Interesting that your pest control contact said it was batbugs. Not many people realize they are a bit different than bedbugs and could also differentiate between them. There are also swallow bugs related to batbugs and bedbugs. They all look for new victims when their host departs.

Prior to the bedbug invasion, I had to deal with bats and batbugs on a few occasions. One way to find entry points is to go up into the attic space in daylight and look for daylight coming through entry points. This could also be done with your Seesnake. I used a copper sock to close those entry points. This came in long rolls and could be wedged into the little cracks which surround the roof line, and chimney places.

Bats don't need a big entry. A small crack is enough. So damaged siding may be their entry. If you need to fix or replace the siding that could help with the bats.

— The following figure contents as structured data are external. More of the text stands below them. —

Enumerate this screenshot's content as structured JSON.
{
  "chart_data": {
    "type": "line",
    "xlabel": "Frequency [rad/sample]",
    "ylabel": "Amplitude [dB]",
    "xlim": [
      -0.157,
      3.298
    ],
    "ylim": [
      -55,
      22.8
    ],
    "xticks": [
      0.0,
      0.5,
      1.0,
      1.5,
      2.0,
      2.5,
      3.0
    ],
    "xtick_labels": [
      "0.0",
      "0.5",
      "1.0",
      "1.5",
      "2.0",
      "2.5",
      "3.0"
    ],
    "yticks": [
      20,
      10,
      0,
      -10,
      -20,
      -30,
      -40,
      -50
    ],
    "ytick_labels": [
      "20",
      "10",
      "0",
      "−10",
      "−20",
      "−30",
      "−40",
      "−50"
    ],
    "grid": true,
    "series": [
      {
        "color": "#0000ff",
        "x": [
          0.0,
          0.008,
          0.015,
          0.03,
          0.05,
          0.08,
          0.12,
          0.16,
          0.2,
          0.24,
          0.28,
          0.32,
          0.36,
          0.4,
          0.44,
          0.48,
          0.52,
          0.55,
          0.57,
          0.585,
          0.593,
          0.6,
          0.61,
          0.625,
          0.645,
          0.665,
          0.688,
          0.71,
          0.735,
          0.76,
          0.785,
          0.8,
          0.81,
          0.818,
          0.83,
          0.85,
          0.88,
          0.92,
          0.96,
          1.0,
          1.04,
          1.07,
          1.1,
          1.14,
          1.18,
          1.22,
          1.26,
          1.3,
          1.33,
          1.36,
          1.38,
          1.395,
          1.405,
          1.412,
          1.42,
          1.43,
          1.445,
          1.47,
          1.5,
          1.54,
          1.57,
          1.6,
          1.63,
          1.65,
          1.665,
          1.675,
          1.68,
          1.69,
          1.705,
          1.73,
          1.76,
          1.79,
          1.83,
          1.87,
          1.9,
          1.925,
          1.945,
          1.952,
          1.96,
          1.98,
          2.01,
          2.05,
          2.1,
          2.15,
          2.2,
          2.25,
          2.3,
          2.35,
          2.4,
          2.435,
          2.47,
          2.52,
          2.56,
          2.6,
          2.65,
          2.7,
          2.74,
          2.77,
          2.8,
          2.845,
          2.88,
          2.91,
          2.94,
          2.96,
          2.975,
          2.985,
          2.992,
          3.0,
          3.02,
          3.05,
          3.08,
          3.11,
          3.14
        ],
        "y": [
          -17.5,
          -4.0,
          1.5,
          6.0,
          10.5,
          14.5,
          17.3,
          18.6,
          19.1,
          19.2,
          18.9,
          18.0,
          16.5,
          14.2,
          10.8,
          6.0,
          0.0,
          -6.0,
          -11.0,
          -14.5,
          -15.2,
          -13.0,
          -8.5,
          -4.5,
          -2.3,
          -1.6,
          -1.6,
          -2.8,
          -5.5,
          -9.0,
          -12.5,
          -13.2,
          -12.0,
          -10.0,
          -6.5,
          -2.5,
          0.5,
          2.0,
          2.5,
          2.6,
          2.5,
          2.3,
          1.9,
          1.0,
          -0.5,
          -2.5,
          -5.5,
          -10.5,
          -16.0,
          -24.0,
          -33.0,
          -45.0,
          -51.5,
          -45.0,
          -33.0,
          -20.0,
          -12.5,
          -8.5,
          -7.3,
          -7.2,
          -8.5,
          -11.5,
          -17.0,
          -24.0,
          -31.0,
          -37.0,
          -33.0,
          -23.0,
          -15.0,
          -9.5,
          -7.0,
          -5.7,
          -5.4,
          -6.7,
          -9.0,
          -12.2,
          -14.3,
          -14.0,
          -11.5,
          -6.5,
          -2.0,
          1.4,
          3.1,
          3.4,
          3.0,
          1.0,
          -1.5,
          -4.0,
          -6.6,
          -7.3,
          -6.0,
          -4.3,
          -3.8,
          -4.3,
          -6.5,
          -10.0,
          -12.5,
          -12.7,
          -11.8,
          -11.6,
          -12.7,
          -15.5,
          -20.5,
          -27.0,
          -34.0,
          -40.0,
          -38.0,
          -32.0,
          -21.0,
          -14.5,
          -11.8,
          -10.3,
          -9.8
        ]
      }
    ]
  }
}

Are you sure they are fruit bats, and not little brown bats? Little brown bats are the most prevalent in N America.

Once you close their doors, get rid of the guano. Put it in your garden, but get it out of your living space. It will foster other pests.

Bats are creatures of habit. They are a family that migrates, then returns to the same spot year after year. If they have not already migrated, you can pull up a lawn chair at dusk and watch them emerge. That will tell you the first place to close their doors.


----------



## gobug (Jul 13, 2012)

Since I had to remove bats, I tried bat houses. I never had one work as a way to get the bats out, even after I closed the bat doors.


----------



## gobug (Jul 13, 2012)

Wait until they migrate to close their doors. You don't want to trap them.


----------



## burnt03 (Sep 20, 2009)

Hey there, thanks for the replies!

It's been around 38-40 deg the last week or so and from what I've read, the local bats migrate to caves across the lake this time of year (Sept - Oct). 

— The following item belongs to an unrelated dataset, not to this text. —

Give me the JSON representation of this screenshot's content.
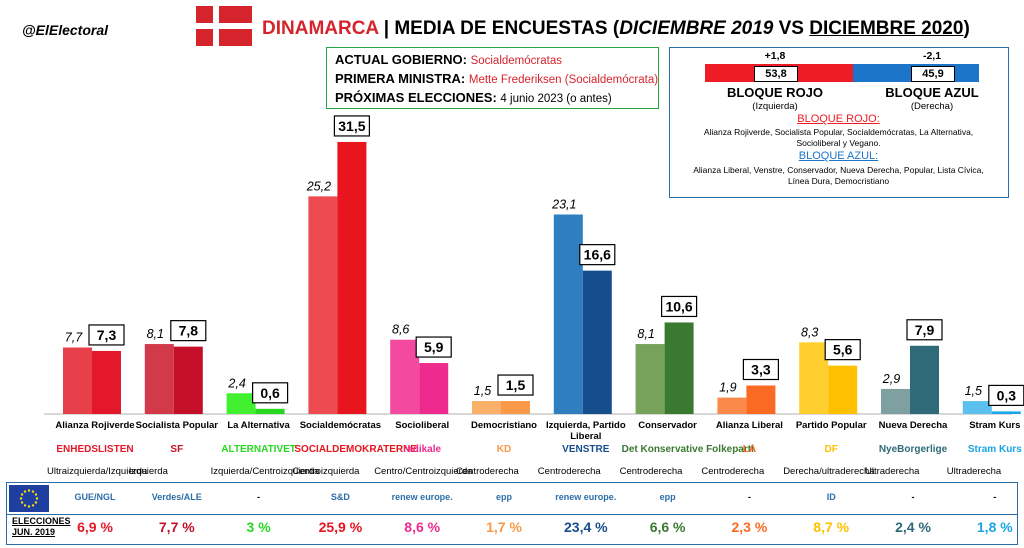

After we caught the bug, the pest control guys took it home, looked at it under the microscope and if I remember correctly, said it had a much larger probiscus, indicating a batbug instead of a bedbug. We put interceptors under the bed posts and haven't caught anything in them since we first found the bug (2-3 weeks ago).

It might be little brown bats, I'm not totally sure. 

I can't get into the cathedral ceiling attic to look around so I guess I'll just have to take a close look at the perimeter of the roof and seal up whatever I find. 

I googled copper sock but it just showed normal socks. Is it sort of like steel wool, but copper?


----------



## gobug (Jul 13, 2012)

I should have called it copper mesh. I googled copper mesh and the first link showed pics of the product I used.

Bats have an oily fur. They will leave a stain at their point of entry.

Interesting that your bats live so close. Maybe they are not little brown bats either, since they migrate way south, like Mexico.


----------



## burnt03 (Sep 20, 2009)

Just checked, looks like they're "Yuma bats" (or at least that's the huge colony we have downtown)

http://www.peachlandbats.ca/about.html


----------



## joecaption (Nov 30, 2011)

Any hardware or box store should have Bronze wool in the painting area.


----------